Carlos Casanova, UBP senior economist for Asia, told the FT that “the drivers of growth seem to be investment into manufacturing as well as a pick-up in exports which is linked to stronger external demand”.

Good week/bad week: A new report from DHL on ‘global connectedness’ has found that fears of deglobalisation and fragmentation may so far be overstated. The report notes that “the resilience and growth of international flows in the face of recent crises strongly rebuts the notion that globalisation has gone into reverse”. WTO director general Ngozi Okonjo-Iweala was quoted in the report as saying that “globalisation is not over”, but that it “needs to be improved and reimagined”.

UK researchers quoted in New Scientist yesterday said that new export controls introduced in April on quantum computing technology could restrict development in the sector. Richard Murray of the UK quantum firm Orca Computing argued that “this ban will only ensure that any efforts to build quantum computers in the UK will fall behind others in the world”, while the Department for Business and Trade (DBT) was unable to respond to comment owing to pre-election period rules, it said.

How’s stat: Eight – the number of seats won by the centre-left Green-Labour alliance in the Dutch instalment of this week’s European elections, according to exit polls.

It beats the seven won by the Freedom Party led by Geert Wilders, up from one in the previous European Parliament.

The BBC notes that around two thirds of votes went for pro-EU parties, and you can read more on the ongoing elections in yesterday’s member-exclusive Trade Insights piece on the subject.

The week in customs: This week was the final deadline for migration to the Customs Declaration Service (CDS) from the Customs Handling of Import and Export Freight (CHIEF) system.

What else we covered this week: Wednesday marked a major announcement and “pivotal moment” for the Institute of Export & International Trade (IOE&IT) as it notified members of its move towards becoming the Chartered Institute of Export & International Trade.
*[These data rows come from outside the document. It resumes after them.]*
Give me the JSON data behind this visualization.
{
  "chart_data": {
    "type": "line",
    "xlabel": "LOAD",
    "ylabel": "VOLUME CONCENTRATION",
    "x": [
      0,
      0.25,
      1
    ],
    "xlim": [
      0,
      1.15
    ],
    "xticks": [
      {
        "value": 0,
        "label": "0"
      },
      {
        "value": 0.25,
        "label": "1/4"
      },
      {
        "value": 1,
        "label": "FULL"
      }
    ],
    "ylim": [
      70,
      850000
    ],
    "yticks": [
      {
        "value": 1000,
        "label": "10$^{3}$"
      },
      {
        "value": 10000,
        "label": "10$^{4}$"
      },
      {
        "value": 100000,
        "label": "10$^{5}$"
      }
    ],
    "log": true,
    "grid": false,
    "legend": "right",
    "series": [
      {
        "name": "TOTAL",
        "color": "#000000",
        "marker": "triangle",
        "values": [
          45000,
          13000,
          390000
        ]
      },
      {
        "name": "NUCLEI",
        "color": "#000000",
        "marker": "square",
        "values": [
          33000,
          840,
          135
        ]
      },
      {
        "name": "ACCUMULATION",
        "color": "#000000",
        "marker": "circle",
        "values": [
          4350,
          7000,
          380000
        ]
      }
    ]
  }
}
IOE&IT director general, Marco Forgione, said of the IOE&IT gaining chartered status:

“This is one of the highest honours His Majesty can bestow on an organisation and is acknowledgement of the professional status of you, our members, as well as recognition of the Institute’s important role in empowering global trade and its high-standing in public life.”

We spoke to Baroness Meyer, the prime minister’s trade envoy to Ukraine, on her role in facilitating business there during wartime, as well as her background and her hopes for a “fantastic future” for the country.

Our regular election update provided news on this week’s general election debate, as well as a tax policy dispute and the return of Nigel Farage to the leadership of Reform UK.

IOE&IT expert and head of strategic projects Kevin Shakespeare gave members exclusive insights on trade and export finance in a Trade Explained this week.

True facts: On this day in 1929, the Vatican was established as an independent nation by the Lateran Treaty. The CIA World Factbook lists its top industries as printing and the production of coins, medals and postage stamps – industrial policy still pending.